I'm totally with you. A clean house makes me HAPPY. But with three small children having it ALL clean at any given time is practiaclly impossible. So I try to find joy in the small things. Like the kitchen is clean, family room is a mess, but the kitchen is clean! And when I get really organized I try to follow "The Fly Lady." When I can get going, her methods really do take the stress out.

Amanda D said...

I posted something similar yesterday...well sort of. My post was about how I need to get the house under control because it's spinning into every other part of life.
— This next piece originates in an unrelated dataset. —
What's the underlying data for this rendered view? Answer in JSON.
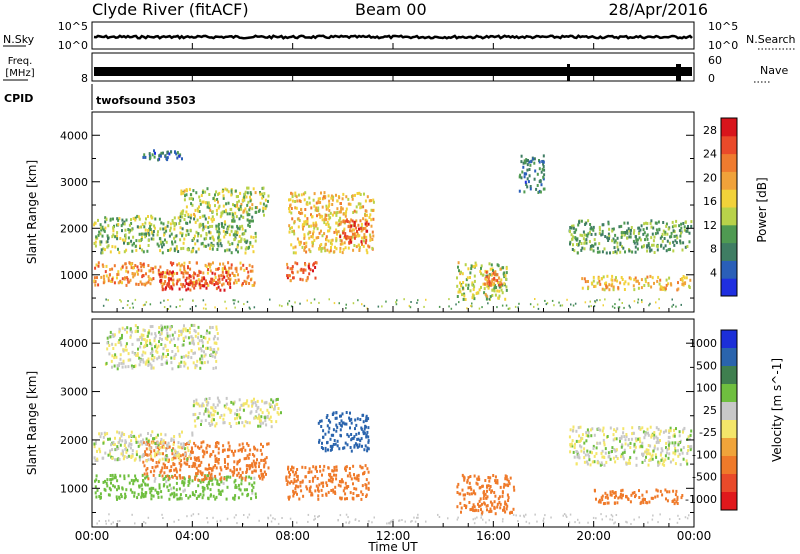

I hate to clean. But I love to be in a clean, neat and tidy house. The main reasons I clean, though, is because the kids are happier and i'm happier and the house is more inviting.

Alison Wonderland said...

It's so much nicer to be n a clean place. I breathe easier, am calmer, and much more comfortable in a clean home. That being said I don't spend nearly as much time cleaning as I need to and the kids' rooms forget about it. I need to do better, I want to do better, I have no time to do better.

Stephanie said...

This is probably going to sound stupid, but I don't think we're supposed to have a clean house. I think we're supposed to WANT a clean house and work toward it. This phrase from General Conference about Mary and Martha's house fit in perfectly with my philosophy on this:

"It was a welcome place for the Master, where He could rest and enjoy the surroundings of a righteous home."

Elder Sweitzer(?)

I think I need to blog about this. Thanks for the inspiration.